Admitting that portions of the interrogation had been contentious, she wrote, quite inaccurately, that “investigators ultimately found Steele’s testimony credible and even surprising.” She described the false Steele reports about Carter Page that were used to justify spying on the innocent American as “not far off.”
Confronted with how much effort she put into distributing Steele’s false reports, including about the non-existent Moscow pee tape, the non-existent Cohen trip to Prague, and about non-existent misbehavior by Page, Bertrand told the Washington Post, “I stand by everything I’ve said on air and reported.”
This Aged Poorly
More than a year after Steele was identified as the author of the dossier, Christian Caryl, an editor with the Washington Post global opinions section, sang his praises.
Caryl is Steele’s top fan, and he’s honest about the central role the completely discredited dossier played in the Russia collusion hoax:
Christopher Steele, the former British spy whose claims about Donald Trump’s ties with Russia hold center stage in Washington right now, drives Republicans crazy. They have recommended that the Department of Justice open a criminal investigation into his work. They released a formerly classified memo by Rep. Devin Nunes (R-Calif.) that vilifies him — and now they are holding back a Democratic brief that tries to correct the record. Their Fox News minions have promised damning new revelations about Steele’s perfidy on a near-weekly basis…
Yet, try as they might, Steele continues to haunt them. You sense it in the tone of frustration and anxiety. “There’s nothing to see here,” they keep insisting. And insisting. And insisting.
What is it about Steele that possesses them so? Could it be that his findings from the summer of 2016 — when the world was still wondering why Trump kept saying such nice things about Russia’s Vladimir Putin — proved so extraordinarily prescient?
On and on it goes.

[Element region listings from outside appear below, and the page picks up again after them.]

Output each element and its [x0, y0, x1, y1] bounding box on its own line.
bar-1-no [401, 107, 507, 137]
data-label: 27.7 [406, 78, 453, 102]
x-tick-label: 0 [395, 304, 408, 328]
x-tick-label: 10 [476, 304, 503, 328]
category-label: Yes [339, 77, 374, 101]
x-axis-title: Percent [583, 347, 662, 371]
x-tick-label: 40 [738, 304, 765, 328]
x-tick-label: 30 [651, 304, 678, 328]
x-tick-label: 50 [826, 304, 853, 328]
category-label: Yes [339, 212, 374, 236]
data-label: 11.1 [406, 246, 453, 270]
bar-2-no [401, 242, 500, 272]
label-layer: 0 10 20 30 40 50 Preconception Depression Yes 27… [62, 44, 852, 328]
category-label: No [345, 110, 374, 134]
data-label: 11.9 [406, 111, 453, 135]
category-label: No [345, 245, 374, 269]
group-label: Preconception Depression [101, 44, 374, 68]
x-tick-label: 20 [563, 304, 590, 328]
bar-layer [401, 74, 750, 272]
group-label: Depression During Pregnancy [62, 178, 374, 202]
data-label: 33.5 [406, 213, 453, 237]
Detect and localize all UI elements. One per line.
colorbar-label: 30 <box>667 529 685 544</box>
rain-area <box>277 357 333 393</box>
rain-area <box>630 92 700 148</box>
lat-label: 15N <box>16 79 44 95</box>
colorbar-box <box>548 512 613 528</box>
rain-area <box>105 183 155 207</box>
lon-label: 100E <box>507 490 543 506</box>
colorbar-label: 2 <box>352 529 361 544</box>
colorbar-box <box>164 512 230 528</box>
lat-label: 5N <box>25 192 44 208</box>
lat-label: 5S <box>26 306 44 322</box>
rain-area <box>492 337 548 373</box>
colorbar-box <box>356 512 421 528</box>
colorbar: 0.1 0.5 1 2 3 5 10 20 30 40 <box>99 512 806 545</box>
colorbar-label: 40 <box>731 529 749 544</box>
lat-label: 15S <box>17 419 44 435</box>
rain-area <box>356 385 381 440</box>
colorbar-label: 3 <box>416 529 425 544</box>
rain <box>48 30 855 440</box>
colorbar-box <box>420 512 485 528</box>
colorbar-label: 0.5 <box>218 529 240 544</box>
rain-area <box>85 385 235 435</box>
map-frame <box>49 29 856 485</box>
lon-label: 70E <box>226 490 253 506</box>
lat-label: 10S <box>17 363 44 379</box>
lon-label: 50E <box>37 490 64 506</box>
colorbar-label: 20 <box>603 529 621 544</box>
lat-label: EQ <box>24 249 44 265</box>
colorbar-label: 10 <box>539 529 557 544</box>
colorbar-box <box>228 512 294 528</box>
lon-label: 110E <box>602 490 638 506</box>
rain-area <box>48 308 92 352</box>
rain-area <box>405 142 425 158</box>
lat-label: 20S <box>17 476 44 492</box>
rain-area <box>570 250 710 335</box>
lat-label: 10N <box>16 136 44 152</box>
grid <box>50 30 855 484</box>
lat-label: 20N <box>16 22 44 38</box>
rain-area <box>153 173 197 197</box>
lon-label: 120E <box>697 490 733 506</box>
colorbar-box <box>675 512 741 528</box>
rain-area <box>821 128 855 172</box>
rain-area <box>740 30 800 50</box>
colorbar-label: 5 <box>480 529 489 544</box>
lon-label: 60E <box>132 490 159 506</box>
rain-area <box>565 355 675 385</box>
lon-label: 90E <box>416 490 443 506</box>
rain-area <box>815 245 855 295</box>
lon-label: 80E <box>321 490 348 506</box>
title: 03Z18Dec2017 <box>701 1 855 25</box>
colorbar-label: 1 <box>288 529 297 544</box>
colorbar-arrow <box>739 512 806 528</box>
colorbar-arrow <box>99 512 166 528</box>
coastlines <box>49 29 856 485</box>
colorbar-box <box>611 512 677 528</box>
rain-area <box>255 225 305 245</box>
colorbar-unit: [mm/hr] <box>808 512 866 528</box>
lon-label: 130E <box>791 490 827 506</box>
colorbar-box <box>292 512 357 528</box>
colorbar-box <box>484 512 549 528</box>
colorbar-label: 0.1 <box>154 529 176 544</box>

According to Caryl, Steele had “sussed out the basic ingredients” of collusion by June 2016. While the inspector general and even the FBI admitted the dossier failed to pan out with any not-already-public information, Caryl quotes a former CIA agent saying it “turned out to be stunningly accurate.”
“If all the information in the dossier is false, it is a very sophisticated fabrication,” New York Times reporter Scott Shane wrote in “What We Know and Don’t Know About the Trump-Russia Dossier.” Many journalists set aside necessary skepticism to embrace this view.
As the sophisticated fabrication continues to unravel, the media that won Pulitzers and acclaim for hyping it are strikingly silent.